Words, words, words: participants do not read consent forms in communication research
Research Article
Daria Parfenova, Alina Niftulaeva, Caleb T. Carr
Communication Research Reports, 22 July 2024
Abstract
Informed consent is an essential part of conducting human subjects research; but its utility is dependent on participants actually reading the consent forms provided. This research conducted secondary analysis of data (N = 1,283) to assess how long participants spent on the consent forms. Participants spent an average of 35.4 seconds on consent documents: not a nonsignficant amount of time (i.e., different from 0 seconds), but insufficient to read or even skim consent forms. Women spent slightly less time on consent forms. Neither the length nor readability of a consent form predicted time spent reading, and neither readability nor gender moderated the relationship between word count and time spent reading. Results suggest participants in communication studies do not spend enough time on a consent document to be able to read it, and therefore modern practices of informed consent do not ensure informed participation in research.
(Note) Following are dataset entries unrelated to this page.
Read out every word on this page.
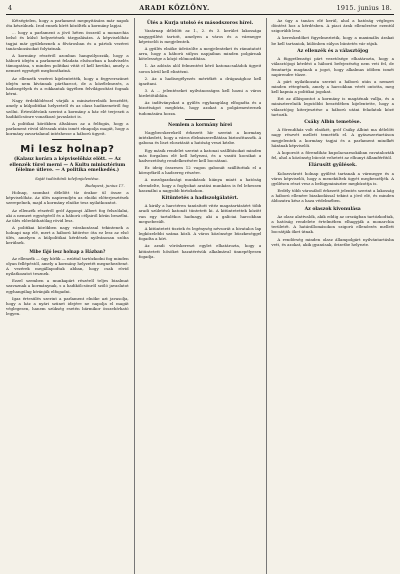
4	ARADI KÖZLÖNY.	1915. junius 18.

Kétségtelen, hogy a parlament megnyitására már napok óta készülnek. Irod ennek hírét közölték a kormány lapjai.

... hogy a parlament a jövő héten összeül a monarchia belső és külső helyzetének tárgyalására. A képviselőház tagjai már gyülekeznek a fővárosban és a pártok vezérei tanácskozásokat folytatnak.

A kormány részéről azonban hangsúlyozzák, hogy a háború idején a parlament feladata elsősorban a hadviselés támogatása, s minden politikai vitát el kell kerülni, amely a nemzet egységét megbonthatná.

Az ellenzék vezérei kijelentették, hogy a fegyverszünet idején nem kívánnak pártharcot, de a közélelmezés, a hadisegélyek és a rokkantak ügyében felvilágosítást fognak kérni.

Nagy érdeklődéssel várják a miniszterelnök beszédét, amely a külpolitikai helyzetről és az olasz hadüzenetről fog szólni. Értesülésünk szerint a kormány a ház elé terjeszti a hadikölcsönre vonatkozó javaslatot is.

A politikai körökben általános az a felfogás, hogy a parlament rövid ülésszak után ismét elnapolja magát, hogy a kormány zavartalanul intézhesse a háború ügyeit.

Mi lesz holnap?
(Kalauz korára a képviselőház elött. — Az ellenzék türel merni — A Kultu minisztérium félelme útleve. — A politika emelkedés.)
Saját tudósítónk telefonjelentése.
Budapest, junius 17.

Holnap, szombat délelőtt tíz órakor ül össze a képviselőház. Az ülés napirendjén az elnöki előterjesztések szerepelnek, majd a kormány elnöke tesz nyilatkozatot.

Az ellenzék részéről gróf Apponyi Albert fog felszólalni, aki a nemzet egységéről és a háború céljairól kíván beszélni. Az ülés előreláthatólag rövid lesz.

A politikai körökben nagy várakozással tekintenek a holnapi nap elé, mert a háború kitörése óta ez lesz az első ülés, amelyen a külpolitikai kérdések nyilvánosan szóba kerülnek.

Mibe fájó lesz holnap a Házban?

Az ellenzék — úgy hírlik — ezúttal tartózkodni fog minden olyan fellépéstől, amely a kormány helyzetét megnehezítené. A vezérek megállapodtak abban, hogy csak rövid nyilatkozatot tesznek.

Ezzel szemben a munkapárt részéről teljes bizalmat szavaznak a kormánynak, s a hadikölcsönről szóló javaslatot egyhangúlag kívánják elfogadni.

Igaz értesülés szerint a parlament elnöke azt javasolja, hogy a ház a nyári szünet idejére ne napolja el magát véglegesen, hanem szükség esetén bármikor összehívható legyen.

Ülés a Kurja utolsó és másodszoros hírei.

Vasárnap délelőtt az 1., 2. és 3. kerület lakossága nagygyűlést tartott, amelyen a város és a vármegye képviselői is megjelentek.

A gyűlés elnöke üdvözölte a megjelenteket és rámutatott arra, hogy a háború súlyos napjaiban minden polgárnak kötelessége a közjó előmozdítása.

1. Az adózás alól felmentést kérő katonacsaládok ügyeit soron kívül kell elintézni.

2. Az a hadisegélyezés mértékét a drágasághoz kell igazítani.

3. A ... jelentéseket nyilvánosságra kell hozni a város hirdetőtábláin.

Az indítványokat a gyűlés egyhangúlag elfogadta és a bizottságot megbízta, hogy azokat a polgármesternek tudomására hozza.

Nemlem a kormány hírei

Nagybecskerekről érkezett hír szerint a kormány intézkedett, hogy a város élelmiszerellátása biztosíttassék. A gabona és liszt elosztását a hatóság veszi kézbe.

Egy másik rendelet szerint a katonai szállításokat minden más forgalom elé kell helyezni, és a vasúti kocsikat a hadvezetőség rendelkezésére kell bocsátani.

Ez ideig összesen 12 vagon gabonát szállítottak el a környékről a hadsereg részére.

A mezőgazdasági munkások hiánya miatt a hatóság elrendelte, hogy a foglyokat aratási munkára is fel lehessen használni a nagyobb birtokokon.

Kitüntetés a hadiszolgálatért.

A király a harctéren tanúsított vitéz magatartásáért több aradi születésű katonát tüntetett ki. A kitüntetettek között van egy tartalékos hadnagy, aki a galíciai harcokban megsebesült.

A kitüntetett tisztek és legénység névsorát a hivatalos lap legközelebbi száma közli. A város közönsége büszkeséggel fogadta a hírt.

Az aradi vöröskereszt egylet elhatározta, hogy a kitüntetett hősöket hazatérésük alkalmával ünnepélyesen fogadja.

Az ügy a tanács elé kerül, ahol a hatóság végleges döntést hoz a kérdésben. A piaci árak ellenőrzése ezentúl szigorúbb lesz.

A kereskedőket figyelmeztetik, hogy a maximális árakat be kell tartaniok, különben súlyos büntetés vár rájuk.

Az ellenzék és a választójog

A függetlenségi párt vezetősége elhatározta, hogy a választójogi kérdést a háború befejezéséig nem veti fel, de fenntartja magának a jogot, hogy alkalmas időben ismét napirendre tűzze.

A párt nyilatkozata szerint a háború után a nemzet minden rétegének, amely a harcokban vérét ontotta, meg kell kapnia a politikai jogokat.

Ezt az álláspontot a kormány is magáénak vallja, és a miniszterelnök legutóbbi beszédében kijelentette, hogy a választójog kiterjesztése a háború utáni feladatok közé tartozik.

Csáky Albin temetése.

A főrendiház volt elnökét, gróf Csáky Albint ma délelőtt nagy részvét mellett temették el. A gyászszertartáson megjelentek a kormány tagjai és a parlament mindkét házának képviselői.

A koporsót a főrendiház kupolacsarnokában ravatalozták fel, ahol a közönség búcsút vehetett az elhunyt államférfitól.

Elárusítt gyűlések.

Kolozsvárott holnap gyűlést tartanak a vármegye és a város képviselői, hogy a menekültek ügyét megbeszéljék. A gyűlésen részt vesz a belügyminiszter megbízottja is.

Erdély több városából érkezett jelentés szerint a lakosság a háború ellenére bizakodással tekint a jövő elé, és minden áldozatra kész a haza védelmében.

Az olaszok kivonulása

Az olasz alattvalók, akik eddig az országban tartózkodtak, a hatóság rendelete értelmében elhagyják a monarchia területét. A határállomásokon szigorú ellenőrzés mellett bocsátják őket útnak.

A rendőrség minden olasz állampolgárt nyilvántartásba vett, és azokat, akik gyanúsak, őrizetbe helyezte.
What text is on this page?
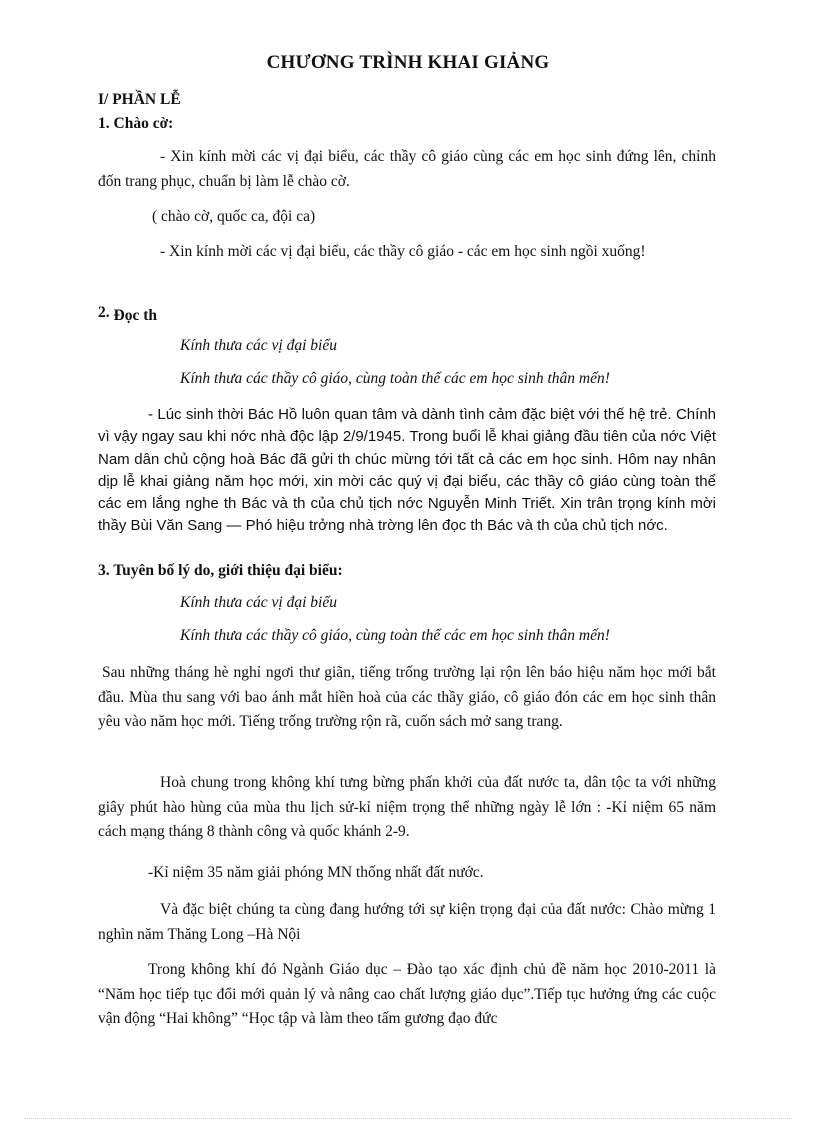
CHƯƠNG TRÌNH KHAI GIẢNG
I/ PHẦN LỄ
1. Chào cờ:
- Xin kính mời các vị đại biểu, các thầy cô giáo cùng các em học sinh đứng lên, chỉnh đốn trang phục, chuẩn bị làm lễ chào cờ.
( chào cờ, quốc ca, đội ca)
- Xin kính mời các vị đại biểu, các thầy cô giáo - các em học sinh ngồi xuống!
2. Đọc th
Kính thưa các vị đại biểu
Kính thưa các thầy cô giáo, cùng toàn thể các em học sinh thân mến!
- Lúc sinh thời Bác Hồ luôn quan tâm và dành tình cảm đặc biệt với thế hệ trẻ. Chính vì vậy ngay sau khi nớc nhà độc lập 2/9/1945. Trong buổi lễ khai giảng đầu tiên của nớc Việt Nam dân chủ cộng hoà Bác đã gửi th chúc mừng tới tất cả các em học sinh. Hôm nay nhân dịp lễ khai giảng năm học mới, xin mời các quý vị đại biểu, các thầy cô giáo cùng toàn thể các em lắng nghe th Bác và th của chủ tịch nớc Nguyễn Minh Triết. Xin trân trọng kính mời thầy Bùi Văn Sang — Phó hiệu trởng nhà trờng lên đọc th Bác và th của chủ tịch nớc.
3. Tuyên bố lý do, giới thiệu đại biểu:
Kính thưa các vị đại biểu
Kính thưa các thầy cô giáo, cùng toàn thể các em học sinh thân mến!
Sau những tháng hè nghỉ ngơi thư giãn, tiếng trống trường lại rộn lên báo hiệu năm học mới bắt đầu. Mùa thu sang với bao ánh mắt hiền hoà của các thầy giáo, cô giáo đón các em học sinh thân yêu vào năm học mới. Tiếng trống trường rộn rã, cuốn sách mở sang trang.
Hoà chung trong không khí tưng bừng phấn khởi của đất nước ta, dân tộc ta với những giây phút hào hùng của mùa thu lịch sử-kỉ niệm trọng thể những ngày lễ lớn : -Kỉ niệm 65 năm cách mạng tháng 8 thành công và quốc khánh 2-9.
-Kỉ niệm 35 năm giải phóng MN thống nhất đất nước.
Và đặc biệt chúng ta cùng đang hướng tới sự kiện trọng đại của đất nước: Chào mừng 1 nghìn năm Thăng Long –Hà Nội
Trong không khí đó Ngành Giáo dục – Đào tạo xác định chủ đề năm học 2010-2011 là “Năm học tiếp tục đổi mới quản lý và nâng cao chất lượng giáo dục”.Tiếp tục hưởng ứng các cuộc vận động “Hai không” “Học tập và làm theo tấm gương đạo đức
Responsible inclusion: A systematic review of consent to social-behavioral research with adults with intellectual disability in the US
Katherine E. McDonald, Ariel E. Schwartz, Robert Dinerstein, Robert Olick, Maya Sabatello
Disability and Health Journal, 2 July 2024
Abstract
Background
In recognition of their status as a health disparities population, there is growing emphasis on conducting research inclusive of adults with intellectual disability to generate new knowledge and opportunities to improve health and equity. Yet they are often excluded from research, and human research participant protection experts and researchers lack agreement on effective consent protocols for their inclusion.
Objective
We sought to identify approaches to consent in US-based social-behavioral research with adults with intellectual disability.
Methods
We conducted a systematic review on approaches to self-consent with adults with intellectual disability published between 2009 and 2023, identified via searching eight databases and reference list hand searches. We identified 13 manuscripts and conducted a thematic analysis.
Results
Our analysis identified themes related to guiding principles, strategies to enhance informed and voluntary consent, approaches to consent capacity, involving individuals subject to guardianship, and strategies for expressing decisions and enhancing ongoing decisions.
Conclusions
Manuscripts largely reflected an emphasis on identifying approaches to consent that reflect disability rights principles to promote the right to be included and make one’s own decisions based on assessment of relevant information, risks and benefits, and to employ reasonable modifications to achieve inclusion. To avoid the risks of exclusion and advance the responsible inclusion of adults with intellectual disability, we make recommendations to align consent approaches anchored in contemporary thinking about human research participant protections, including through integration with disability rights.